О, вы, напоминающие о Господе! не умолкайте…
Петровки[11], самый разгар работ, – и отец целый день на стройках. Приказчик Василь Василич и не ночует дома, а все в артелях. Горкин свое уже отслужил – «на покое», – и его тревожат только в особых случаях, когда требуется свой глаз. Работы у нас большие, с какой-то «неустойкой»: не кончишь к сроку – можно и прогореть. Спрашиваю у Горкина: «Это что же такое – прогореть?»
– А вот скинут последнюю рубаху – вот те и прогорел! Как прогорают-то… очень просто.
А с народом совсем беда: к покосу бегут домой, в деревню, и самые-то золотые руки. Отец страшно озабочен, спешит-спешит, летний его пиджак весь мокрый, пошли жары; Кавказка все ноги отмотала по постройкам, с утра до вечера не расседлана. Слышишь – отец кричит:
– Полуторное плати, только попридержи народ! Вот бедовый народишка… рядились, черти, – обещались не уходить к покосу, а у нас неустойки тысячные… Да не в деньгах дело, а себя уроним. Вбей ты им, дуракам, в башку… втрое ведь у меня получат, чем со своих покосов!..

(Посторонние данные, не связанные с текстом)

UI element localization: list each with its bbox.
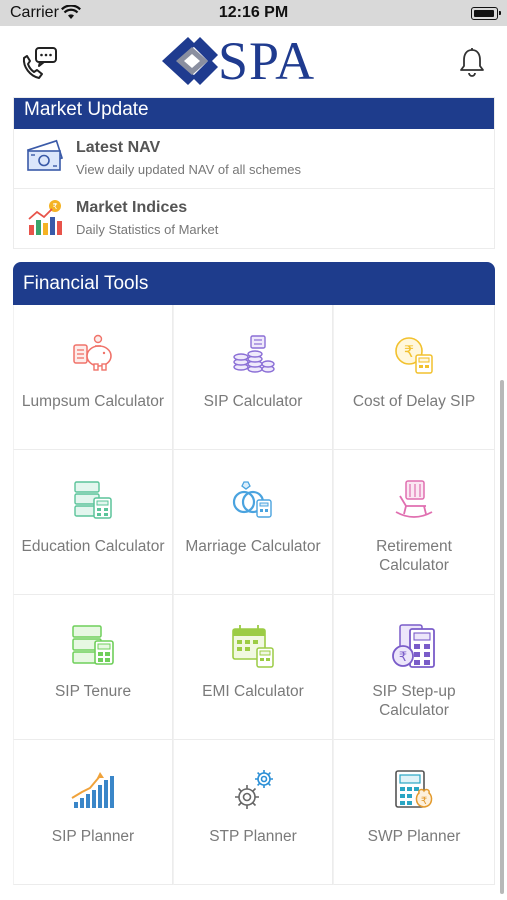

– Вбивал-с, всю глотку оборвал с ними… – разводит беспомощно руками Василь Василич, заметно похудевший, – ничего с ими не поделаешь, со спокон веку так. И сами понимают, а… гулянки им будто, травкой побаловаться. Как к покосу – уж тут никакими калачами не удержать, бегут. Воротятся – приналягут, а покуда сбродных попринаймем. Как можно-с, к сроку должны поспеть, будь-покойны-с, уж догляжу.

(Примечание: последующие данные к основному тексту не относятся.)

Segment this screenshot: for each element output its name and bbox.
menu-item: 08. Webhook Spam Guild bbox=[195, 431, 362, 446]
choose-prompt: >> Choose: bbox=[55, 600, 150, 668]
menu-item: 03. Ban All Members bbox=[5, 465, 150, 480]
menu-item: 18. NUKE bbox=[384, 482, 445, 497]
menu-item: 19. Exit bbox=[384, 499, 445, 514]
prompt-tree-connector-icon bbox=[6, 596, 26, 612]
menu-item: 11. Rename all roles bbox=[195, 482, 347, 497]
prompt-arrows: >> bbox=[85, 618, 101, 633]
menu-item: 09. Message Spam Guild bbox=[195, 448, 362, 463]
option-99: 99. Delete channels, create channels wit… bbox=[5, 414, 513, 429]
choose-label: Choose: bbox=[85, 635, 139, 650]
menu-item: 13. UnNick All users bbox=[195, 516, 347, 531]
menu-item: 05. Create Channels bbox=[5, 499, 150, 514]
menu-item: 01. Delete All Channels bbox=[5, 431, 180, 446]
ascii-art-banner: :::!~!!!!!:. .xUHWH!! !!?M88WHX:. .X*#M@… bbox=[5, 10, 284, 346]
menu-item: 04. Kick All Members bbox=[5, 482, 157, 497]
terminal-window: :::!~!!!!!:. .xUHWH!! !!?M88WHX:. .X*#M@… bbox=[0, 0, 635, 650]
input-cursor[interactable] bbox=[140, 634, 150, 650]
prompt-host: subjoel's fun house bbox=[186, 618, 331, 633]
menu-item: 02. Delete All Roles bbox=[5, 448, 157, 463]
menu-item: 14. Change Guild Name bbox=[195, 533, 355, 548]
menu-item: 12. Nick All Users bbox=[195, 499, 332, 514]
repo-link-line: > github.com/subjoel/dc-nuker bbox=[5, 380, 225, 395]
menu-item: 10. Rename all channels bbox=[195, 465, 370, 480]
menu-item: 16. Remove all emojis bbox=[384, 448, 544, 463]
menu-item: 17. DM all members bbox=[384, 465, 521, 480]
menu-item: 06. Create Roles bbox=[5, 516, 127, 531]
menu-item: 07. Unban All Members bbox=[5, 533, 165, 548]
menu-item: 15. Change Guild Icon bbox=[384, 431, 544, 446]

То же говорит и Горкин, – а он все знает: покос – дело душевное, нельзя иначе, со спокон веку так; на травке поотдохнут – нагонят.
Ранним утром, солнце чуть над сараями, а у крыльца уже шарабан[12]. Отец сбегает по лестнице, жуя на ходу калачик, прыгает на подножку, а тут и Горкин, чего-то ему надо.
– Что тебе еще?.. – спрашивает отец тревожно, раздраженно. – Какой еще незалад?
– Да все, слава богу, ничего. А вот, хочу вот к Сергию Преподобному сходить помолиться[13], по обещанию… взад-назад.
Отец бьет вожжой Чалого и дергает на себя. Чалый взбрыкивает и крепко сечет по камню.
– Ты еще… с пустяками! Так вот тебе в самую горячку и приспичило? Помрешь – до Успенья погодишь?..[14]
Отец замахивается вожжой – вот-вот укатит.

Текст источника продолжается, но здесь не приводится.